What are capabilities and seccomp, and how do containers use them?

Historically Unix's privilege model was binary: either you were root (UID 0, can do anything) or you were not. Linux capabilities broke that root powerset into about forty smaller pieces, CAP_NET_ADMIN to configure interfaces, CAP_SYS_ADMIN for most mount-related operations, CAP_NET_BIND_SERVICE to bind ports below 1024, and so on, so a process can have just the powers it needs. A container runtime takes advantage of this by starting containers with a heavily reduced capability set: by default Docker drops about half the capabilities root would normally have, and serious deployments drop almost all of them (--cap-drop=ALL --cap-add=NET_BIND_SERVICE) and re-add only what the workload actually needs.

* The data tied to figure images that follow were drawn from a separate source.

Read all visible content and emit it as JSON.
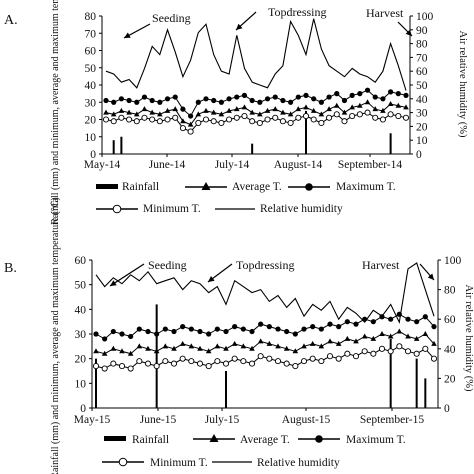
{
  "chart_data": [
    {
      "type": "line",
      "panel_label": "A.",
      "ylabel_left": "Rainfall (mm) and minimum, average and maximum temperature (°C)",
      "ylabel_right": "Air relative humidity (%)",
      "ylim_left": [
        0,
        80
      ],
      "ylim_right": [
        0,
        100
      ],
      "yticks_left": [
        "0",
        "10",
        "20",
        "30",
        "40",
        "50",
        "60",
        "70",
        "80"
      ],
      "yticks_right": [
        "0",
        "10",
        "20",
        "30",
        "40",
        "50",
        "60",
        "70",
        "80",
        "90",
        "100"
      ],
      "xticks": [
        "May-14",
        "June-14",
        "July-14",
        "August-14",
        "September-14"
      ],
      "annotations": [
        "Seeding",
        "Topdressing",
        "Harvest"
      ],
      "legend": {
        "rainfall": "Rainfall",
        "average": "Average T.",
        "maximum": "Maximum T.",
        "minimum": "Minimum T.",
        "humidity": "Relative humidity"
      },
      "series": [
        {
          "key": "maximum",
          "values": [
            31,
            30,
            32,
            31,
            30,
            33,
            31,
            30,
            32,
            33,
            26,
            22,
            30,
            32,
            31,
            30,
            32,
            33,
            34,
            31,
            30,
            32,
            33,
            31,
            30,
            33,
            34,
            32,
            30,
            33,
            35,
            31,
            34,
            35,
            37,
            33,
            32,
            36,
            35,
            34
          ]
        },
        {
          "key": "average",
          "values": [
            24,
            23,
            25,
            24,
            23,
            26,
            24,
            23,
            25,
            26,
            19,
            17,
            23,
            25,
            24,
            23,
            25,
            26,
            27,
            24,
            23,
            25,
            26,
            24,
            23,
            26,
            27,
            25,
            23,
            26,
            28,
            24,
            27,
            28,
            30,
            26,
            25,
            29,
            28,
            27
          ]
        },
        {
          "key": "minimum",
          "values": [
            20,
            19,
            21,
            20,
            19,
            21,
            20,
            19,
            20,
            21,
            15,
            13,
            18,
            20,
            19,
            18,
            20,
            21,
            22,
            19,
            18,
            20,
            21,
            19,
            18,
            21,
            22,
            20,
            18,
            21,
            23,
            19,
            22,
            23,
            24,
            21,
            20,
            23,
            22,
            21
          ]
        },
        {
          "key": "humidity",
          "values": [
            60,
            58,
            52,
            54,
            48,
            62,
            78,
            72,
            90,
            74,
            56,
            68,
            88,
            94,
            72,
            60,
            58,
            86,
            62,
            52,
            50,
            48,
            58,
            64,
            96,
            86,
            72,
            98,
            76,
            64,
            60,
            56,
            62,
            58,
            56,
            52,
            60,
            80,
            64,
            46
          ]
        },
        {
          "key": "rainfall",
          "values": [
            0,
            8,
            10,
            0,
            0,
            0,
            0,
            0,
            0,
            0,
            0,
            0,
            0,
            0,
            0,
            0,
            0,
            0,
            0,
            6,
            0,
            0,
            0,
            0,
            0,
            0,
            25,
            0,
            0,
            0,
            0,
            0,
            0,
            0,
            0,
            0,
            0,
            12,
            0,
            0
          ]
        }
      ]
    },
    {
      "type": "line",
      "panel_label": "B.",
      "ylabel_left": "Rainfall (mm) and minimum, average and maximum temperature (°C)",
      "ylabel_right": "Air relative humidity (%)",
      "ylim_left": [
        0,
        60
      ],
      "ylim_right": [
        0,
        100
      ],
      "yticks_left": [
        "0",
        "10",
        "20",
        "30",
        "40",
        "50",
        "60"
      ],
      "yticks_right": [
        "0",
        "20",
        "40",
        "60",
        "80",
        "100"
      ],
      "xticks": [
        "May-15",
        "June-15",
        "July-15",
        "August-15",
        "September-15"
      ],
      "annotations": [
        "Seeding",
        "Topdressing",
        "Harvest"
      ],
      "legend": {
        "rainfall": "Rainfall",
        "average": "Average T.",
        "maximum": "Maximum T.",
        "minimum": "Minimum T.",
        "humidity": "Relative humidity"
      },
      "series": [
        {
          "key": "maximum",
          "values": [
            30,
            28,
            31,
            30,
            29,
            32,
            31,
            30,
            32,
            31,
            33,
            32,
            31,
            30,
            32,
            31,
            33,
            32,
            31,
            34,
            33,
            32,
            31,
            30,
            32,
            33,
            32,
            34,
            33,
            35,
            34,
            36,
            35,
            37,
            36,
            38,
            36,
            35,
            37,
            33
          ]
        },
        {
          "key": "average",
          "values": [
            23,
            22,
            24,
            23,
            22,
            25,
            24,
            23,
            25,
            24,
            26,
            25,
            24,
            23,
            25,
            24,
            26,
            25,
            24,
            27,
            26,
            25,
            24,
            23,
            25,
            26,
            25,
            27,
            26,
            28,
            27,
            29,
            28,
            30,
            29,
            31,
            29,
            28,
            30,
            26
          ]
        },
        {
          "key": "minimum",
          "values": [
            17,
            16,
            18,
            17,
            16,
            19,
            18,
            17,
            19,
            18,
            20,
            19,
            18,
            17,
            19,
            18,
            20,
            19,
            18,
            21,
            20,
            19,
            18,
            17,
            19,
            20,
            19,
            21,
            20,
            22,
            21,
            23,
            22,
            24,
            23,
            25,
            23,
            22,
            24,
            20
          ]
        },
        {
          "key": "humidity",
          "values": [
            90,
            82,
            88,
            84,
            90,
            86,
            92,
            84,
            86,
            88,
            80,
            86,
            84,
            78,
            82,
            70,
            86,
            82,
            78,
            80,
            72,
            76,
            68,
            74,
            62,
            70,
            66,
            72,
            60,
            68,
            64,
            58,
            66,
            62,
            70,
            58,
            94,
            98,
            80,
            62
          ]
        },
        {
          "key": "rainfall",
          "values": [
            20,
            0,
            0,
            0,
            0,
            0,
            0,
            42,
            0,
            0,
            0,
            0,
            0,
            0,
            0,
            15,
            0,
            0,
            0,
            0,
            0,
            0,
            0,
            0,
            0,
            0,
            0,
            0,
            0,
            0,
            0,
            0,
            0,
            0,
            28,
            0,
            0,
            20,
            12,
            0
          ]
        }
      ]
    }
  ]
}
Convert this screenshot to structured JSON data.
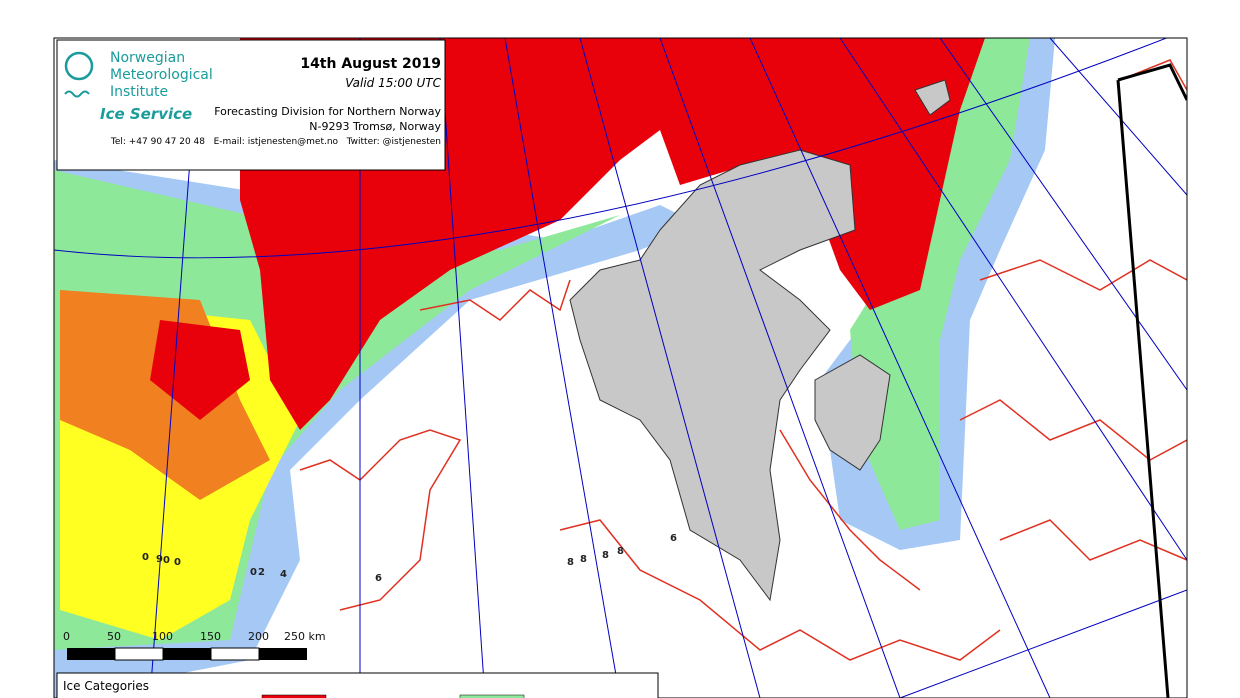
{
  "header": {
    "org_lines": [
      "Norwegian",
      "Meteorological",
      "Institute"
    ],
    "service": "Ice Service",
    "date": "14th August 2019",
    "valid": "Valid 15:00 UTC",
    "division": "Forecasting Division for Northern Norway",
    "address": "N-9293 Tromsø, Norway",
    "contact": "Tel: +47 90 47 20 48   E-mail: istjenesten@met.no   Twitter: @istjenesten"
  },
  "scale_bar": {
    "labels": [
      "0",
      "50",
      "100",
      "150",
      "200",
      "250 km"
    ]
  },
  "map_labels": [
    "6",
    "6",
    "8",
    "8",
    "8",
    "8",
    "0",
    "2",
    "4",
    "0",
    "9",
    "0",
    "0"
  ],
  "legend": {
    "title": "Ice Categories"
  }
}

seccomp-bpf is a parallel mechanism that filters system calls, not capabilities. A seccomp profile is a small BPF program that the kernel runs on every syscall the process attempts; it can allow, deny, or kill on each one. Docker and Podman both ship a default seccomp profile that blocks around 50 of the ~350 Linux syscalls, mostly obscure or dangerous ones like keyctl, kexec_load, the old-style clone flags, and most of *_namespace setup syscalls. Together, capability dropping and seccomp filtering shrink the kernel attack surface a container can reach by an order of magnitude, which is much of why default-config containers have been as resilient as they have.